Per certi versi Wake Up And Smell The Coffee è un ritorno a
casa. L'album è stato prodotto a Dublino da Stephen Street
(The Smiths, Morrissey, Blur), che produsse i primi due album della
band. Dolores confida: "Stephen contribuisce un senso di stabilità
a questa band.
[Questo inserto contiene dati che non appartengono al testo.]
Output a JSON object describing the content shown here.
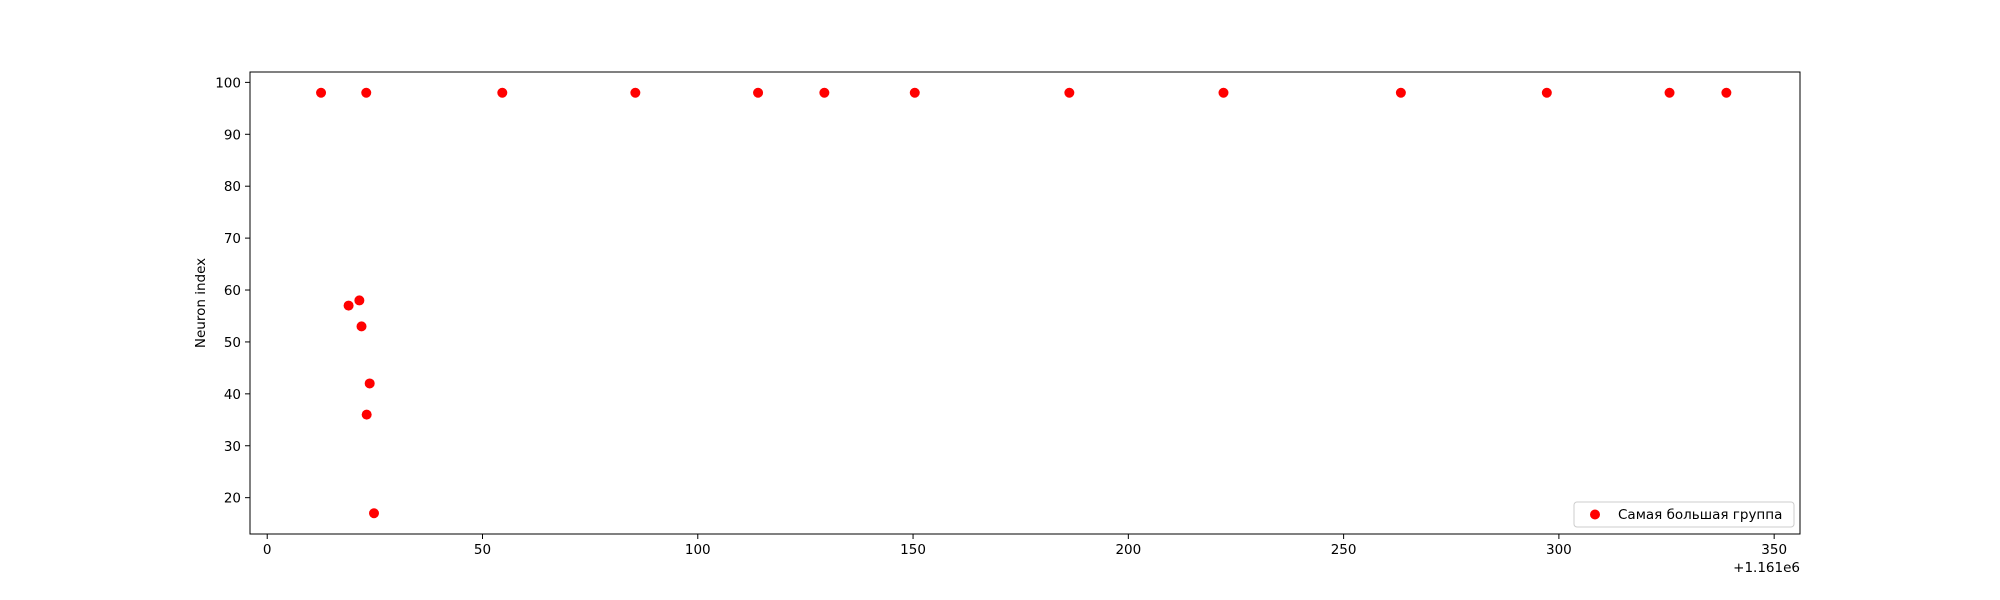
{
  "chart_data": {
    "type": "scatter",
    "xlabel": "",
    "ylabel": "Neuron index",
    "x_offset_label": "+1.161e6",
    "xlim": [
      -4,
      356
    ],
    "ylim": [
      13,
      102
    ],
    "xticks": [
      {
        "value": 0,
        "label": "0"
      },
      {
        "value": 50,
        "label": "50"
      },
      {
        "value": 100,
        "label": "100"
      },
      {
        "value": 150,
        "label": "150"
      },
      {
        "value": 200,
        "label": "200"
      },
      {
        "value": 250,
        "label": "250"
      },
      {
        "value": 300,
        "label": "300"
      },
      {
        "value": 350,
        "label": "350"
      }
    ],
    "yticks": [
      {
        "value": 20,
        "label": "20"
      },
      {
        "value": 30,
        "label": "30"
      },
      {
        "value": 40,
        "label": "40"
      },
      {
        "value": 50,
        "label": "50"
      },
      {
        "value": 60,
        "label": "60"
      },
      {
        "value": 70,
        "label": "70"
      },
      {
        "value": 80,
        "label": "80"
      },
      {
        "value": 90,
        "label": "90"
      },
      {
        "value": 100,
        "label": "100"
      }
    ],
    "grid": false,
    "legend_position": "lower-right",
    "series": [
      {
        "name": "Самая большая группа",
        "color": "#ff0000",
        "points": [
          {
            "x": 12.5,
            "y": 98
          },
          {
            "x": 23.0,
            "y": 98
          },
          {
            "x": 54.6,
            "y": 98
          },
          {
            "x": 85.5,
            "y": 98
          },
          {
            "x": 114.0,
            "y": 98
          },
          {
            "x": 129.4,
            "y": 98
          },
          {
            "x": 150.4,
            "y": 98
          },
          {
            "x": 186.3,
            "y": 98
          },
          {
            "x": 222.1,
            "y": 98
          },
          {
            "x": 263.3,
            "y": 98
          },
          {
            "x": 297.2,
            "y": 98
          },
          {
            "x": 325.7,
            "y": 98
          },
          {
            "x": 338.9,
            "y": 98
          },
          {
            "x": 18.9,
            "y": 57
          },
          {
            "x": 21.4,
            "y": 58
          },
          {
            "x": 21.9,
            "y": 53
          },
          {
            "x": 23.8,
            "y": 42
          },
          {
            "x": 23.1,
            "y": 36
          },
          {
            "x": 24.8,
            "y": 17
          }
        ]
      }
    ]
  }
}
Nei primi tempi in cui lavoravamo insieme era addirittura
paterno nei nostri confronti; mi parlava come se fossi una delle sue
figlie". "Oggi c'è maggiore reciprocità nel
nostro rapporto", aggiunge il batterista Fergal Lawler. "È
stato fantastico tornare a lavorare con lui. Stephen ci capisce davvero
e riesce a tirare fuori il meglio da ciascuno di noi." In effetti
il nuovo album irradia una grande serenità, che riflette quella
che i membri della band stanno vivendo sia professionalmente, sia
nella vita privata. "Non siamo mai stati tanto tranquilli",
conferma Dolores. "Ormai non dobbiamo più dimostrare nulla
a nessuno, siamo davvero rilassati e abbiamo potuto divertirci un
mondo in studio, lasciandoci trasportare dalla corrente dell'ispirazione
e della musica."
Canzoni come la pacata "Never Grow Old" e il primo singolo
"Analyse" rappresentano bene l'eterna lotta tra l'intelletto
e il cuore, sottolineando l'importanza delle gioie più semplici
della vita. "C'è stato un momento nell'ultimo anno in
cui ho finalmente rivisto la bellezza a cui ero rimasta cieca per
tanto tempo", racconta Dolores. "Quello che dicono queste
canzoni è 'non ti stressare pensando a domani, alla settimana
prossima, all'anno che verrà: guarda da quanta bellezza siamo
circondati'." "Pretty Eyes", una canzone che è
quasi un haiku, ha un marcato e accattivante "feel" anni
'60, mentre "Time is Ticking Out" è la prova che
i Cranberries serbano ancora appieno la turbolenta furia politica
degli album passati. La languida "Dying Inside", che descrive
la progressiva corruzione di un'anima, contrasta in modo stridente
con canzoni sfrontatamente d'amore come "The Concept" e
"I Really Hope". Il lento in tre quarti "Carry On"
e "Do You Know" celebrano entrambe la forza vitale che c'è
in noi, mentre la roccheggiante "Wake Up And Smell The Coffee",
brano che dà il titolo all'album, getta nuova luce su un vecchio
detto. L'album si chiude con l'intima e struggente "Chocolate
Brown", registrata dal vivo e con un solo microfono. "Alcune
delle canzoni dell'album si discostano fortemente da tutto ciò
che abbiamo fatto in passato", commenta Mike. "È
bello fare cose diverse, benché non sia necessariamente questa
la direzione che vogliamo seguire. È qualcosa che accade in
modo naturale."
Questo tipo di approccio organico alla musica è una caratteristica
che contraddistingue i Cranberries fin dalla loro formazione nella
città natale di Limerick, in Irlanda. Gli anni '80 vedono emergere
una nutrita schiera di stelle irlandesi, tra cui gli U2, i Clannad,
Enya, i Hot House Flowers e Sinead O'Connor. Nel 1989 i fratelli Hogan
si uniscono a Fergal Lawler e al cantante Niall Quinn per emulare
i loro eroi e conterranei. Nati con il nome The Cranberry Saw Us,
la riottosa band irlandese trova finalmente la propria dimensione
quando Dolores prende il posto di Quinn dopo una prima serie di concerti
dal vivo. I primi demo attirano l'attenzione di Chris Blackwell della
Island Records e del noto produttore Denny Cordell (Leon Russell,
Tom Petty), che accompagneranno la band alla firma del primo importante
contratto con una major discografica.
Nel 1992 i Cranberries pubblicano l'album di debutto Everybody Else
Is Doing It, So Why Can't We? destinato a conquistare numerosi dischi
di platino. Nel 1993 il singolo "Linger" entra nella Top
10 americana, e l'album vende oltre un milione di copie in Nord America.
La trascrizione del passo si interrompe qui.